Even on the coldest days, you can pick up smaller twigs that have blown down from the garden's old trees. I pile them on a  patio table that has a round slate top, then I 
 
snap them into smaller pieces and store them in a covered garbage pail near the log rings.
Three of the most important tools that I have, when I am sawing wood in the barn, are two real hair brooms, one push broom and one fox tail broom, and a metal dust pan.  I think that these are probably 30 or 40 years old each.  They work perfectly and pick up the chips from the chain saw and the sawdust too.  I'll match these up to any synthetic and plastic brooms for excellence, and they last longer.  Grab them if you see them at a garage sale.  
 
I use old oriental carpets to protect the floors, and a canvas carrier to bring in twigs.  Yes that is a Chinese fishbowl that I put kindling and egg carton in to start the fires.
Henry Ford said:

“Chop your own wood, and it will warm you twice.”

 
 
when you pile it into your wheelbarrow,
 
and bring it in from the way back, 
 
when you bring it into your barn, or stack it in a log ring or wood rick, and just the idea of looking at a fireplace or snuggling up to the stove, even an ugly one, wood warms you.

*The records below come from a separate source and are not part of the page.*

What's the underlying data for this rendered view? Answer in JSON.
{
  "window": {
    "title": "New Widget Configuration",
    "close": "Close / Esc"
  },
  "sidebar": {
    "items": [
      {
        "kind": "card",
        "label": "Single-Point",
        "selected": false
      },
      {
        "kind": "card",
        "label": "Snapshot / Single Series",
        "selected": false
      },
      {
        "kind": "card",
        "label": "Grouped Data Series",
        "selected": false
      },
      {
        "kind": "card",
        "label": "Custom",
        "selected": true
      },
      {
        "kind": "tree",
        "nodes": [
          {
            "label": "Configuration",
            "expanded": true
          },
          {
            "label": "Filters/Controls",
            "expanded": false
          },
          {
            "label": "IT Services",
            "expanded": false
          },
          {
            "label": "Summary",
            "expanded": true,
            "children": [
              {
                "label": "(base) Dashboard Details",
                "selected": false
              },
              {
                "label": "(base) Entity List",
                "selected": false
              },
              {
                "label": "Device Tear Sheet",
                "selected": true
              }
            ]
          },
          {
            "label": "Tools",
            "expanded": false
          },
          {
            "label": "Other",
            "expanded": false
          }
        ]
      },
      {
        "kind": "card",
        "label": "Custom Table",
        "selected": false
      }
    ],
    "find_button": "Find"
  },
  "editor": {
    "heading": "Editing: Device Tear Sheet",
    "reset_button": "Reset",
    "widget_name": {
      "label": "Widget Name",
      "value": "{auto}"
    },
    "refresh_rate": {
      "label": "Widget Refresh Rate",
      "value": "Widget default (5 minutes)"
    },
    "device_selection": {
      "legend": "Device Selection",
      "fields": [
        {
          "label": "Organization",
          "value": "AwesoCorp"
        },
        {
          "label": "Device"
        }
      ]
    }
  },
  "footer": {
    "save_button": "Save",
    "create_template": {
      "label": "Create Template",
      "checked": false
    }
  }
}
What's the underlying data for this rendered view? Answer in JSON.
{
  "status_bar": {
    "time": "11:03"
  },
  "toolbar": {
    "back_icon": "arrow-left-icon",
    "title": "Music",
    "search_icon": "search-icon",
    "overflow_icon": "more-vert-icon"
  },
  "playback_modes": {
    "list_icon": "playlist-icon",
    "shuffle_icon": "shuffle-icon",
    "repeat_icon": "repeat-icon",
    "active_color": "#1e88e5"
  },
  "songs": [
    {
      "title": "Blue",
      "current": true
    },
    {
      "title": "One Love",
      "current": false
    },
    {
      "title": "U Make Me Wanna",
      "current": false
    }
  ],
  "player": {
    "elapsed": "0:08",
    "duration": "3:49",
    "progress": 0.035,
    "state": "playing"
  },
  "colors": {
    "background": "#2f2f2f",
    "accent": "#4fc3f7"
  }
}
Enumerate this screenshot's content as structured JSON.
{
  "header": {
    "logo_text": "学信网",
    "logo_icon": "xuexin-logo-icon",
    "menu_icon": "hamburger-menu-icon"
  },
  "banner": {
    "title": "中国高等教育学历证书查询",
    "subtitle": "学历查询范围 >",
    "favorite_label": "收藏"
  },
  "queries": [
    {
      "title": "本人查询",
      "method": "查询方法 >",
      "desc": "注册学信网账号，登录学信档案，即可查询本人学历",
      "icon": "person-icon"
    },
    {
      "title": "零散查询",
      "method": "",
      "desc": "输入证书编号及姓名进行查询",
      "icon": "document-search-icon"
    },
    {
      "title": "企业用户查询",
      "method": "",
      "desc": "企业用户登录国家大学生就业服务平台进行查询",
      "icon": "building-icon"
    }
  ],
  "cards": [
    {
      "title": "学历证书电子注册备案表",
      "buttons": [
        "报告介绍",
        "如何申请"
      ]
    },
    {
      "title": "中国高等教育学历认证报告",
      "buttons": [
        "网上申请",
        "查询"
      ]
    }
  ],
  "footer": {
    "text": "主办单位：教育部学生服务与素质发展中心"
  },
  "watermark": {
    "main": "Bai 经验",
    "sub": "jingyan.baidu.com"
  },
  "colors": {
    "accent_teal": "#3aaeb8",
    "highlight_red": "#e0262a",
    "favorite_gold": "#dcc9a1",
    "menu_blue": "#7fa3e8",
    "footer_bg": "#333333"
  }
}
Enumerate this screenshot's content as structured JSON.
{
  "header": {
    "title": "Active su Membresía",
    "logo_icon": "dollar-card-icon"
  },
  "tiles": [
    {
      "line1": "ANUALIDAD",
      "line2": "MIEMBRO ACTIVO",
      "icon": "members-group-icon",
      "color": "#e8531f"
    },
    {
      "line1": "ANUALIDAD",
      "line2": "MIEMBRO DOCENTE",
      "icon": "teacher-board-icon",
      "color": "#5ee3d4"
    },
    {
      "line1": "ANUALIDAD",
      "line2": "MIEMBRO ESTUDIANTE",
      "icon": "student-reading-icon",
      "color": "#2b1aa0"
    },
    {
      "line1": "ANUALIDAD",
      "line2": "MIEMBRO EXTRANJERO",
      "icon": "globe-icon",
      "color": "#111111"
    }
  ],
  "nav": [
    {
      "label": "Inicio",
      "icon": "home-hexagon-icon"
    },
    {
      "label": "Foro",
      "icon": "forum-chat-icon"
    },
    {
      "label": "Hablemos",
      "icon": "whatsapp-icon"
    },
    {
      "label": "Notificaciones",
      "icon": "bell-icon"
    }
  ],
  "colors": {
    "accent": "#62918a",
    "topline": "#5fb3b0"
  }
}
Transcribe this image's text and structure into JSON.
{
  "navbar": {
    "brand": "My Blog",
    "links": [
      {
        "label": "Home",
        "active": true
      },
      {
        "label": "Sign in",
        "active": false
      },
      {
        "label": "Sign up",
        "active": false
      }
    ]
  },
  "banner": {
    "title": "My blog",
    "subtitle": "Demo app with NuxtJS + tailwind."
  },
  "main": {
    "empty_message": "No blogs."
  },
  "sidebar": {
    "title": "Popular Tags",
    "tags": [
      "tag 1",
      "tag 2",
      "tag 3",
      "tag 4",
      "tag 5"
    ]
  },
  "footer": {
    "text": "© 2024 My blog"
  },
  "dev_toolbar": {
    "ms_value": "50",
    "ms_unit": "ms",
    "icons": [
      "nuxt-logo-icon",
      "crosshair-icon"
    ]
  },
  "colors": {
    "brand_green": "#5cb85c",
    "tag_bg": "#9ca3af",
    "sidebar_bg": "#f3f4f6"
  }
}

  The best warmth is when you get your regular fuel bill from the natural gas company and it isn't quite as high as you thought it might be, and how you feel independent just in case of an ice storm or power outage which can happen even in suburbia.
I have been very careful about having my stove installation certified by an inspector and  I have my stove pipes and chimney cleaned out regularly.  When things were made in the good old USA, they were made to last and they worked well.  I just do not have the time or the money to buy what is now made out of country.  I say the money, because newer tools just don't last very long.  I hope that if I take care of my chain saw it might go for a while, I know that the brooms and the wheel barrow will be around a lot longer than that!